At VMware, Q3 is always busy. Most of the attention outside the company is on VMworld, but back at the ranch, we’re still hard at work on Horizon Cloud. In the July release of Horizon Cloud on Microsoft Azure, we introduced support for additional Azure VM types and sizes, updated the UI, enhanced reporting capabilities and added support for custom roles when creating Microsoft Azure service principals.

In this release, we’re happy to announce high availability for Pod Manager, support for custom Azure Resource Tags for desktop and farm assignments, enhanced logging and auditing capabilities in the Horizon Cloud administration console, and enhanced alerting during pod upgrades. Let’s take a look at each of these:

Pod Manager High Availability

Horizon Cloud on Microsoft Azure

We’ve added high availability to the Pod Manager (previously called the Node Manager) that’s as easy to deploy as flipping a switch. This feature leverages a second Pod Manager VM, along with the Azure Load Balancer and Azure Database for PostgreSQL services. It’s enabled by default for new deployments, but for existing pods running an older version you’ll need to first upgrade them as well as the agents in the pod’s images, farms, and VDI desktop assignments before seeing the option to turn on high availability. (There are other things you need to configure too, so before running off and turning on HA, check the product documentation for more info.)

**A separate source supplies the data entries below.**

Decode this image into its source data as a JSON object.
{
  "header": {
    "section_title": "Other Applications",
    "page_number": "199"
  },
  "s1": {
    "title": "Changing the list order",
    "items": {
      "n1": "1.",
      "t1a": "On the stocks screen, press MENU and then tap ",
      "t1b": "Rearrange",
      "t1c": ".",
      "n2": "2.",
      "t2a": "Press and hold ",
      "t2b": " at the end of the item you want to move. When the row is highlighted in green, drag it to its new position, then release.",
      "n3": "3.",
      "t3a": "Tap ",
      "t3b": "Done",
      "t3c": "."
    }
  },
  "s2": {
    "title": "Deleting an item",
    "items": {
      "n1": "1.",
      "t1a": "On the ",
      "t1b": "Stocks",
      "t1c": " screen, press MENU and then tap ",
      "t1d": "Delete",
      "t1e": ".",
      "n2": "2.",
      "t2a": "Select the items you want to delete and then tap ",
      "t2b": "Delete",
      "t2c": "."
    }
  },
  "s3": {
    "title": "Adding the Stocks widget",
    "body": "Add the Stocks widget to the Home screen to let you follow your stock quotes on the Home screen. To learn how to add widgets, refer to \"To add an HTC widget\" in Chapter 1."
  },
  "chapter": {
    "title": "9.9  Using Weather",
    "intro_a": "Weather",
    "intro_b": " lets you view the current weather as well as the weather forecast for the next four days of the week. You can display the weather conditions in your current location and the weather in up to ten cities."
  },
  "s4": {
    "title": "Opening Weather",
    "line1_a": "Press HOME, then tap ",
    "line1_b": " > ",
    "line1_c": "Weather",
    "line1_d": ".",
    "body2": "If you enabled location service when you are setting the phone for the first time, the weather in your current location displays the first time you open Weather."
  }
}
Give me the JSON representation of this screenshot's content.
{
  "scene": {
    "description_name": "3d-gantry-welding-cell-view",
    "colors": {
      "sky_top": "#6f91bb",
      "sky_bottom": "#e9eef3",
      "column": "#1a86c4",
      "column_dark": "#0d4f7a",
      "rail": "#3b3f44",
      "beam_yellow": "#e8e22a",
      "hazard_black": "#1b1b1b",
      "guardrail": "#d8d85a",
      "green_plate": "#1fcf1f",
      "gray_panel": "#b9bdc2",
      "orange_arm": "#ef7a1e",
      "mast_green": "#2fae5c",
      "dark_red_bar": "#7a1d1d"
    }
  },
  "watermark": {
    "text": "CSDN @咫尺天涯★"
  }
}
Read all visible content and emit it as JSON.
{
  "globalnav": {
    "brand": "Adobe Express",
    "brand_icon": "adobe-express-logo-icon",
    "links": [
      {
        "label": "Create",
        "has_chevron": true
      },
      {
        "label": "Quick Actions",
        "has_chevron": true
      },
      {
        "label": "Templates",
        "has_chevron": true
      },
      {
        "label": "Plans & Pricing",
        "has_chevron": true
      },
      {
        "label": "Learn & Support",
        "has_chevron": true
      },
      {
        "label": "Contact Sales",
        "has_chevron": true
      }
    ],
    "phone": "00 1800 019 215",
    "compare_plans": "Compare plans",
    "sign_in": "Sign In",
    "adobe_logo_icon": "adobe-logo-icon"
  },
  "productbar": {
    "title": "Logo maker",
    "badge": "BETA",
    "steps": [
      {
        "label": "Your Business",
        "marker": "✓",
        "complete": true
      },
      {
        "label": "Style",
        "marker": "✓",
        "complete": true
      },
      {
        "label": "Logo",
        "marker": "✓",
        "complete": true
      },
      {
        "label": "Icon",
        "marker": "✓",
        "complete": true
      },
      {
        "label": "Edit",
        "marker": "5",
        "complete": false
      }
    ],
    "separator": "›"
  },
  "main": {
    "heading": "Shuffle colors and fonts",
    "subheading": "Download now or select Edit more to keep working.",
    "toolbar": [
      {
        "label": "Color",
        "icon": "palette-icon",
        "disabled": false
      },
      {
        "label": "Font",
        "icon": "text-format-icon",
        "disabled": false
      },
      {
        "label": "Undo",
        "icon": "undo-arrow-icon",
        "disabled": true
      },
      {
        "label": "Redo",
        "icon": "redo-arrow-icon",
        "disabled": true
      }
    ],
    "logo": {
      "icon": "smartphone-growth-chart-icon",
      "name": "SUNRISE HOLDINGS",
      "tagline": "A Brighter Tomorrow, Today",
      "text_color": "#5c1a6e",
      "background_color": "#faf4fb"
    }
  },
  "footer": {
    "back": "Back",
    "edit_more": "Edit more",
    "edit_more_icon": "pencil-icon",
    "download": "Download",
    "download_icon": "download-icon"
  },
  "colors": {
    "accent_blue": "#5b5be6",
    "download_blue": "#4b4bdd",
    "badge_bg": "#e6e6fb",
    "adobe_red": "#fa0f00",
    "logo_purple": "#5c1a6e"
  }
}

Customers should know that enabling this feature will add to your Azure costs due to the PostgreSQL service and additional infrastructure requirements.

Custom Azure Resource Tags for Desktop and Farm Assignments

You can now use custom Azure Resource Tags when defining desktop and farm assignments, which is useful for third-party integrations (security, billing, automation, etc.). VMware already leverages this for NSX, and based on customer feedback, now other products can, too. See the Microsoft Azure and VMware Horizon Cloud documentation for more information on resource tags.

Horizon Cloud on Microsoft Azure

Enhanced Logging and Auditing Capabilities

Many customers will be happy to see that we’ve enhanced logging and auditing capabilities in the Horizon Cloud on Microsoft Azure management console. You can now view and download logs for common events around desktop pools, image management, help desk operations, Azure pods, licensing, file shares, and more. It supports role-based access, so you can give administrators and customers different permissions to different logs.

Enhanced Alerting During Pod Upgrades

During pod upgrades, certain errors could occur that require customer interaction (e.g. pod is offline, or has insufficient quota or capacity). Historically, this resulted in a support call to VMware to find the source of the problem, customer interaction to resolve the problem, and another call to VMware support to resume the upgrade. In this release, any error that requires customer interaction will alert the administrator so that they can take action without having to call support first. After fixing the issue, though, customers will still need to contact VMware to resume the upgrade.